How can I figure out / debug why a nodepool is stuck in "Updating" state?

I am trying to setup a simple GKE cluster. It is a GKE Zonal cluster. I resized the default pool which is not ephemeral from 1 to 2 nodes this morning, but now can no longer make any edits to the pool because it is stuck in the "updating" state, and has been for the last 6 hours.

I reached out to support, to which of course they suggested I come to stack exchange or pay $100/month for in-house support.

Does anybody here actually know how to debug this? I'm not a stranger to Kubernetes having deployed clusters myself on bare-metal as well as in EKS. I have access to the nodes themselves (i.e. it's not autopilot). For the life of me though, I can't figure out why this nodepool is stuck updating, or where I can find logs for the thing in GCP's UI.


Solution 1:

TL;DR

Rolling the latest operation back actually brought the node pool to an OK state without actually rolling back the main changes I have performed (resizing).
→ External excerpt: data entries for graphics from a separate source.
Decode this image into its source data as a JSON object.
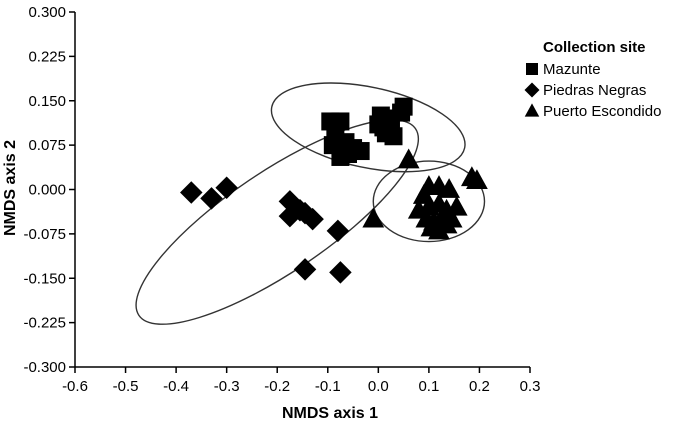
{
  "chart_data": {
    "type": "scatter",
    "xlabel": "NMDS axis 1",
    "ylabel": "NMDS axis 2",
    "xlim": [
      -0.6,
      0.3
    ],
    "ylim": [
      -0.3,
      0.3
    ],
    "x_ticks": [
      "-0.6",
      "-0.5",
      "-0.4",
      "-0.3",
      "-0.2",
      "-0.1",
      "0.0",
      "0.1",
      "0.2",
      "0.3"
    ],
    "y_ticks": [
      "0.300",
      "0.225",
      "0.150",
      "0.075",
      "0.000",
      "-0.075",
      "-0.150",
      "-0.225",
      "-0.300"
    ],
    "grid": false,
    "legend": {
      "title": "Collection site",
      "placement": "top-right",
      "entries": [
        {
          "label": "Mazunte",
          "marker": "square"
        },
        {
          "label": "Piedras Negras",
          "marker": "diamond"
        },
        {
          "label": "Puerto Escondido",
          "marker": "triangle"
        }
      ]
    },
    "series": [
      {
        "name": "Mazunte",
        "marker": "square",
        "points": [
          [
            -0.095,
            0.115
          ],
          [
            -0.085,
            0.095
          ],
          [
            -0.075,
            0.115
          ],
          [
            -0.09,
            0.075
          ],
          [
            -0.07,
            0.06
          ],
          [
            -0.065,
            0.08
          ],
          [
            -0.05,
            0.07
          ],
          [
            -0.035,
            0.065
          ],
          [
            -0.075,
            0.055
          ],
          [
            -0.06,
            0.06
          ],
          [
            0.0,
            0.11
          ],
          [
            0.005,
            0.125
          ],
          [
            0.015,
            0.095
          ],
          [
            0.025,
            0.12
          ],
          [
            0.03,
            0.09
          ],
          [
            0.045,
            0.13
          ],
          [
            0.05,
            0.14
          ],
          [
            0.01,
            0.105
          ]
        ]
      },
      {
        "name": "Piedras Negras",
        "marker": "diamond",
        "points": [
          [
            -0.37,
            -0.005
          ],
          [
            -0.33,
            -0.015
          ],
          [
            -0.3,
            0.003
          ],
          [
            -0.175,
            -0.02
          ],
          [
            -0.175,
            -0.045
          ],
          [
            -0.155,
            -0.035
          ],
          [
            -0.145,
            -0.04
          ],
          [
            -0.13,
            -0.05
          ],
          [
            -0.08,
            -0.07
          ],
          [
            -0.145,
            -0.135
          ],
          [
            -0.075,
            -0.14
          ]
        ]
      },
      {
        "name": "Puerto Escondido",
        "marker": "triangle",
        "points": [
          [
            0.06,
            0.05
          ],
          [
            -0.01,
            -0.05
          ],
          [
            0.09,
            -0.01
          ],
          [
            0.1,
            0.005
          ],
          [
            0.12,
            0.005
          ],
          [
            0.14,
            0.0
          ],
          [
            0.08,
            -0.035
          ],
          [
            0.1,
            -0.03
          ],
          [
            0.12,
            -0.025
          ],
          [
            0.135,
            -0.035
          ],
          [
            0.155,
            -0.03
          ],
          [
            0.095,
            -0.05
          ],
          [
            0.11,
            -0.055
          ],
          [
            0.125,
            -0.05
          ],
          [
            0.145,
            -0.05
          ],
          [
            0.105,
            -0.065
          ],
          [
            0.12,
            -0.07
          ],
          [
            0.135,
            -0.06
          ],
          [
            0.185,
            0.02
          ],
          [
            0.195,
            0.015
          ]
        ]
      }
    ],
    "ellipses": [
      {
        "group": "Mazunte",
        "cx": -0.02,
        "cy": 0.105,
        "rx": 0.195,
        "ry": 0.068,
        "angle_deg": 12
      },
      {
        "group": "Piedras Negras",
        "cx": -0.2,
        "cy": -0.055,
        "rx": 0.33,
        "ry": 0.085,
        "angle_deg": -34
      },
      {
        "group": "Puerto Escondido",
        "cx": 0.1,
        "cy": -0.02,
        "rx": 0.11,
        "ry": 0.068,
        "angle_deg": 0
      }
    ]
  }
}
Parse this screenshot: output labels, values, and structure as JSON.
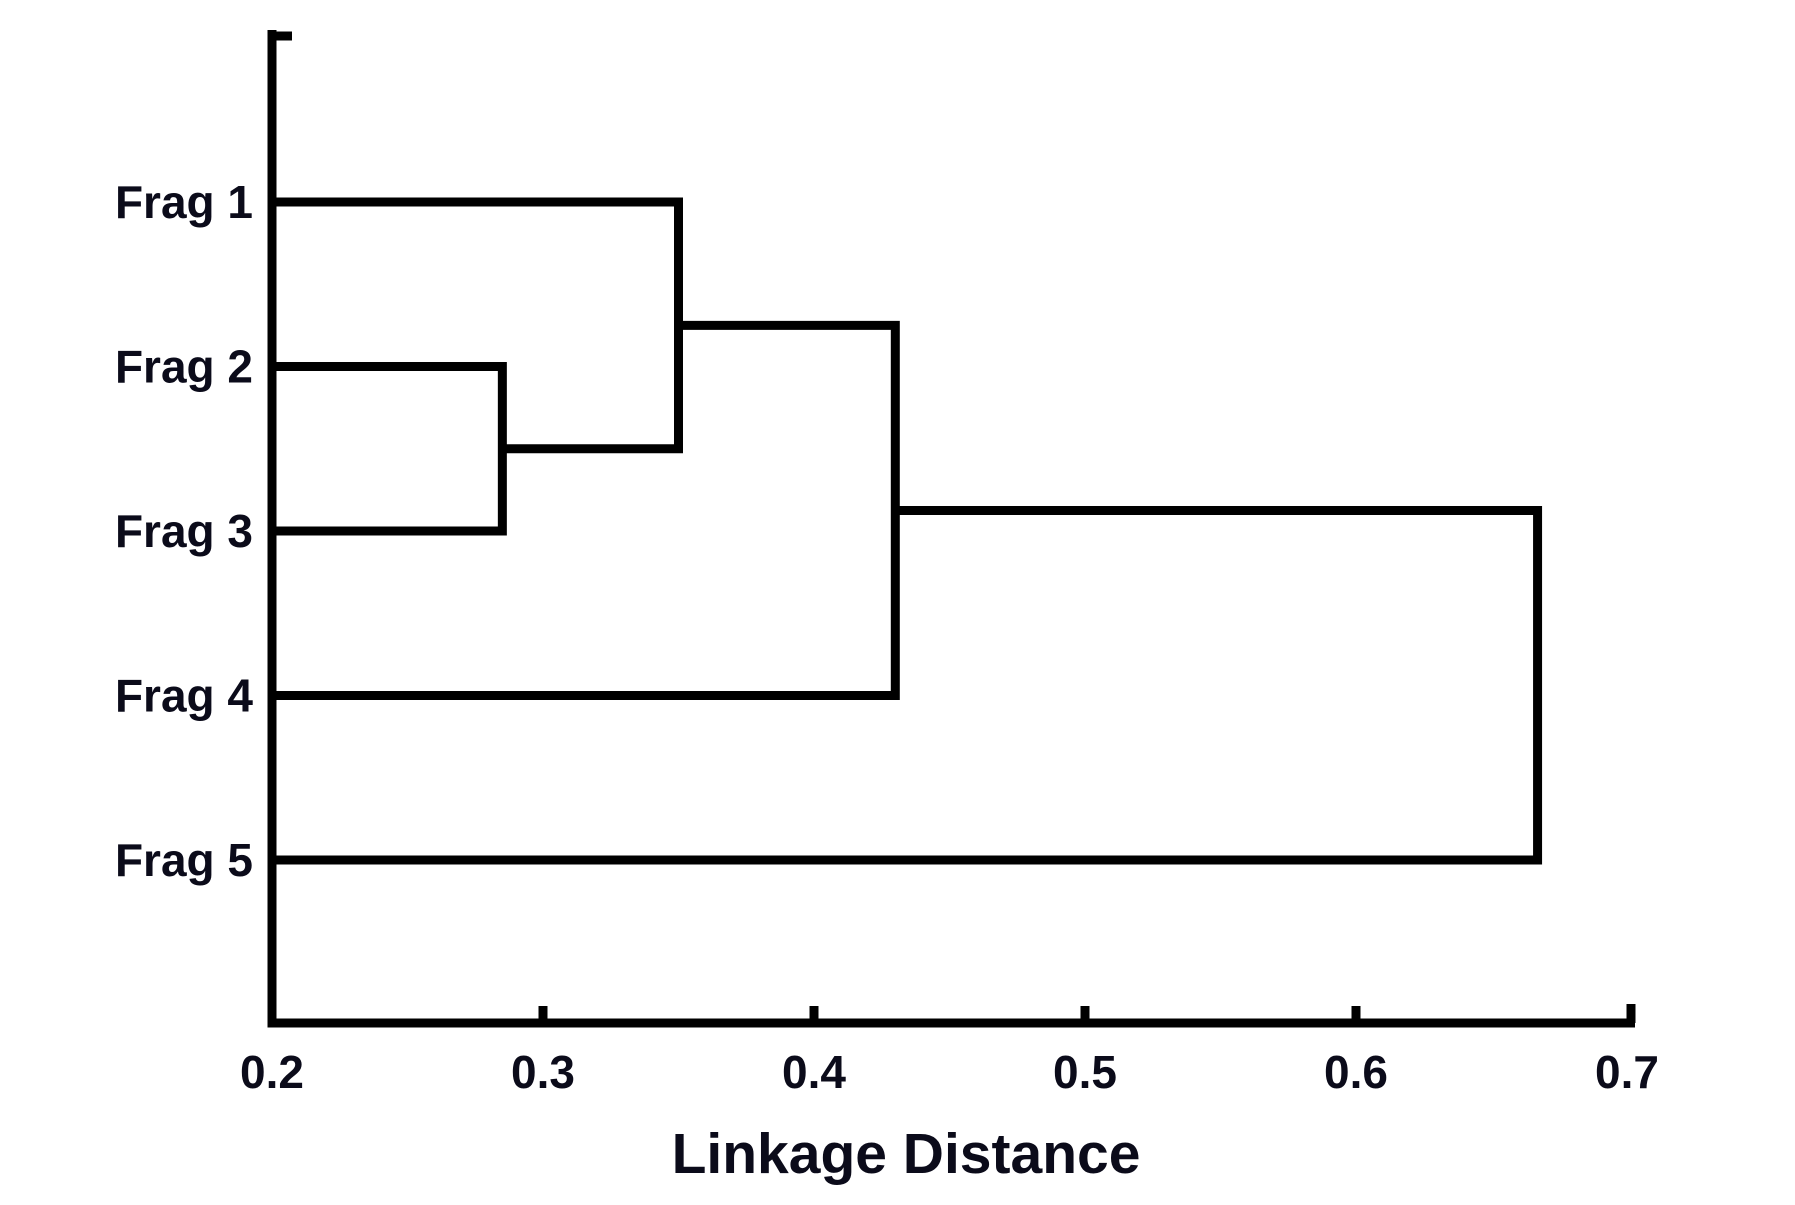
{
  "figure": {
    "background": "#ffffff",
    "line_color": "#000000",
    "text_color": "#0b0b1a"
  },
  "chart_data": {
    "type": "dendrogram",
    "orientation": "horizontal",
    "xlabel": "Linkage Distance",
    "leaves": [
      "Frag 1",
      "Frag 2",
      "Frag 3",
      "Frag 4",
      "Frag 5"
    ],
    "linkage": [
      {
        "id": 5,
        "children": [
          1,
          2
        ],
        "distance": 0.285,
        "note": "Frag 2 + Frag 3"
      },
      {
        "id": 6,
        "children": [
          0,
          5
        ],
        "distance": 0.35,
        "note": "Frag 1 + (Frag 2, Frag 3)"
      },
      {
        "id": 7,
        "children": [
          6,
          3
        ],
        "distance": 0.43,
        "note": "(Frag 1, Frag 2, Frag 3) + Frag 4"
      },
      {
        "id": 8,
        "children": [
          7,
          4
        ],
        "distance": 0.667,
        "note": "(Frag 1..4) + Frag 5"
      }
    ],
    "x_axis": {
      "min": 0.2,
      "max": 0.7,
      "tick_values": [
        0.2,
        0.3,
        0.4,
        0.5,
        0.6,
        0.7
      ],
      "tick_labels": [
        "0.2",
        "0.3",
        "0.4",
        "0.5",
        "0.6",
        "0.7"
      ]
    },
    "grid": false,
    "legend": null
  }
}
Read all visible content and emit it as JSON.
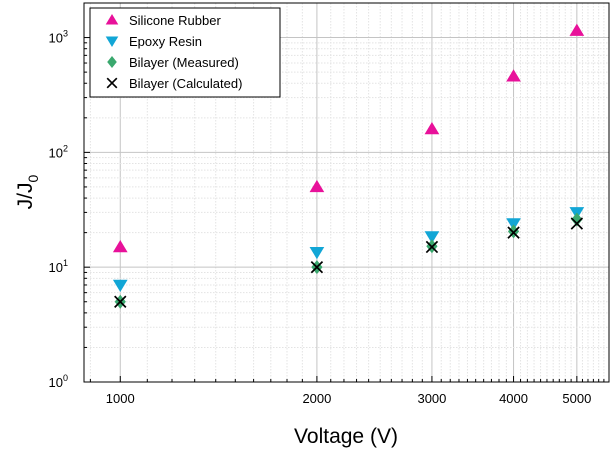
{
  "chart_data": {
    "type": "scatter",
    "xlabel": "Voltage (V)",
    "ylabel_base": "J/J",
    "ylabel_sub": "0",
    "x_scale": "log",
    "y_scale": "log",
    "xlim": [
      880,
      5600
    ],
    "ylim": [
      1,
      2000
    ],
    "x_ticks": [
      1000,
      2000,
      3000,
      4000,
      5000
    ],
    "x_tick_labels": [
      "1000",
      "2000",
      "3000",
      "4000",
      "5000"
    ],
    "y_ticks": [
      1,
      10,
      100,
      1000
    ],
    "y_tick_labels": [
      {
        "base": "10",
        "exp": "0"
      },
      {
        "base": "10",
        "exp": "1"
      },
      {
        "base": "10",
        "exp": "2"
      },
      {
        "base": "10",
        "exp": "3"
      }
    ],
    "grid": true,
    "legend_position": "top-left",
    "series": [
      {
        "name": "Silicone Rubber",
        "marker": "triangle-up",
        "color": "#e8119a",
        "x": [
          1000,
          2000,
          3000,
          4000,
          5000
        ],
        "y": [
          15,
          50,
          160,
          460,
          1150
        ]
      },
      {
        "name": "Epoxy Resin",
        "marker": "triangle-down",
        "color": "#12a6d6",
        "x": [
          1000,
          2000,
          3000,
          4000,
          5000
        ],
        "y": [
          7,
          13.5,
          18.5,
          24,
          30
        ]
      },
      {
        "name": "Bilayer (Measured)",
        "marker": "diamond",
        "color": "#3aa86e",
        "x": [
          1000,
          2000,
          3000,
          4000,
          5000
        ],
        "y": [
          5,
          10,
          15.2,
          20.5,
          26
        ]
      },
      {
        "name": "Bilayer (Calculated)",
        "marker": "x",
        "color": "#000000",
        "x": [
          1000,
          2000,
          3000,
          4000,
          5000
        ],
        "y": [
          5,
          10,
          15,
          20,
          24
        ]
      }
    ]
  }
}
One of below should do the trick:

  • gcloud container node-pools rollback
  • REST: projects.locations.clusters.nodePools.rollback

And my interpretation of the problem:

I was experiencing the same issue earlier today:

  1. My first approach was to check the logs and it came out without a result (no apparent error).

  2. Then I wanted to check what is going on there with gcloud container node-pools describe and this command only showed that the status is RECONCILING with no explanation.

  3. Another attempt I made on REST API (node pool get) -- hoping maybe more information is available -- also did not result with any resolution.

However I have noticed that operation on the node pool had been actually finished (nodes were created and working fine) so I tried the rollback command and it worked.

Regarding to the root cause of this problem; I have noticed that there is a log stating Event exporter started watching. Some events may have been lost up to this point.. I think somehow the final task to RECONCILE the main operation(s) starts after these events are fired therefore it never finishes. This also explains why rollback command works. (It only roll backs the reconciliation task but in fact the main operation is completed.)